You know, I really felt that we could go into home care and help the different stakeholders and the different relational pieces within there. And I just felt like we can make a difference as well as then bring a platform that I really feel brings all those people together in one place.
Miriam Allred (05:48)
So talk about the state of technology in home care today. You have been doing this for several years in home care specifically. And so you and I both have seen an evolution of technology over the last couple of years and we're in the hockey stick of AI right now. But what's your take on kind of the good, the bad, the ugly of technology in home care today?
Denise (06:10)
Well, you're absolutely right. Home care has been handed tech that often feels disjointed, right? So the EVV, the payroll, the compliance software, it's been built to manage operations, but in silos. And the most underestimated cost in this industry is the cost of poor tech decisions. And agencies often add new tools to fix issues, which they know actually causes fragmentation.
but they feel like they don't have an alternative. know, when caregivers are expected to juggle multiple logins, apps, and communication channels, the results is confusion, and they feel disconnected and constant handholding from the office, and that basically eats up their team's time, and it leads to burnout on all sides. So I feel like the real cost is lost bandwidth. You the staff gets stuck in the weeds,
they lose the capacity to grow. That's why eliminating that chaos first through consolidation is powerful. And it surprises agencies all the time at how much time they get back and how clarity often gives them that foundation for real growth. I also feel like the good news is the agencies really do want to solve this. The bad news is that most tech stacks just add more systems.
to an already fragmented environment. And what we've seen is that more tech, without essential purpose, and with bolted on features, kind of makes things worse. I don't know if you've seen this, but when an EVV or any other kind of software, they realize they need to add some more features and they start bolted on. I know you use EVV for a visitor.

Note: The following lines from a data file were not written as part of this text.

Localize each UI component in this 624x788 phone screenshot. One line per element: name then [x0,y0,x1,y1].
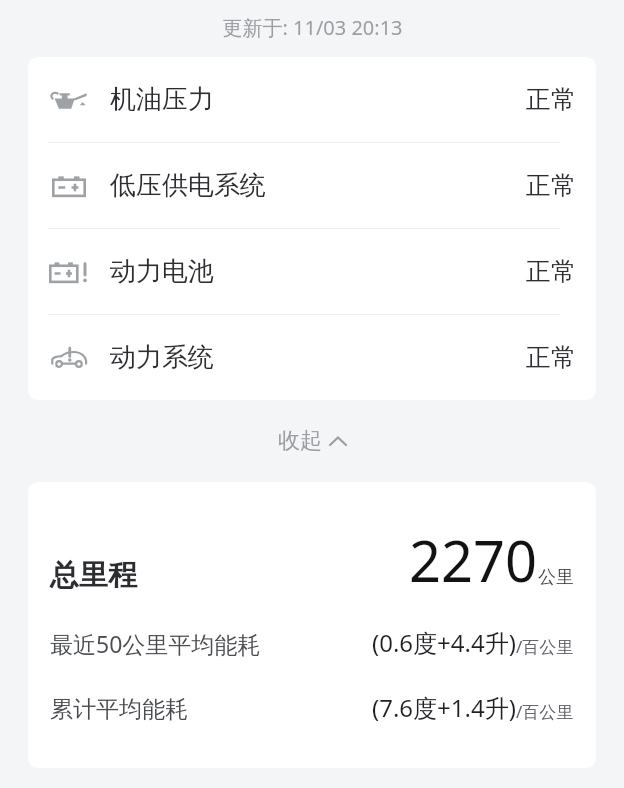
staticText: 最近50公里平均能耗 [50,628,261,659]
button[interactable]: Low voltage supply [28,143,596,228]
staticText: 公里 [538,566,574,589]
button[interactable]: 累计平均能耗 [50,691,574,724]
other: Oil pressure [51,88,87,112]
staticText: 动力系统 [110,341,214,374]
staticText: 正常 [526,84,576,115]
staticText: 更新于: 11/03 20:13 [222,14,403,41]
staticText: 低压供电系统 [110,169,266,202]
staticText: 机油压力 [110,83,214,116]
other: Power battery warning [49,259,89,285]
staticText: 2270 [409,522,538,598]
other: Powertrain warning [50,345,88,371]
staticText: /百公里 [516,700,574,723]
staticText: 总里程 [50,557,137,594]
staticText: 动力电池 [110,255,214,288]
staticText: 收起 [278,427,322,455]
button[interactable]: Powertrain warning [28,315,596,400]
staticText: 正常 [526,256,576,287]
button[interactable]: 总里程 [50,522,574,598]
button[interactable]: Oil pressure [28,57,596,142]
button[interactable]: Power battery warning [28,229,596,314]
other: Low voltage supply [52,173,86,199]
staticText: 累计平均能耗 [50,695,188,724]
staticText: (7.6度+1.4升) [372,691,516,724]
staticText: (0.6度+4.4升) [372,626,516,659]
staticText: /百公里 [516,635,574,658]
button[interactable]: 最近50公里平均能耗 [50,626,574,659]
staticText: 正常 [526,342,576,373]
staticText: 正常 [526,170,576,201]
button[interactable]: 收起 [0,400,624,482]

verification, but now we're going to use it for like a daily survey for caregivers. Now that's like even just like supersizing the confusion on the tools and what they're meant to do, which again then will lead to like poor adoption, right? And that's why when we started working in this industry, we immediately started launching apps as like a caregiver operations hub. And basically it was like a mobile based like command center.
that aggregate all the software together in one place, that allows the caregivers to work with each platform seamlessly. And the funny thing, we were immediately getting questions from the other software companies and they were asking, are we competitors? They quickly realized that we weren't. We're not telling our agents, oh, you have to replace all the software and consolidate everything in one place.
What we do is we're just bringing them together onto one roof because that's what reduces the friction. And then we'll layer everything else a caregiver needs to work with that agency around the software. And then we then anchor it in our framework. And we call our framework the three Cs. And I know we're going to talk a little bit about that communication, connection, and consolidation. Because what we found is if those three things aren't right, no tool will fix turnover or help an agency grow their revenue.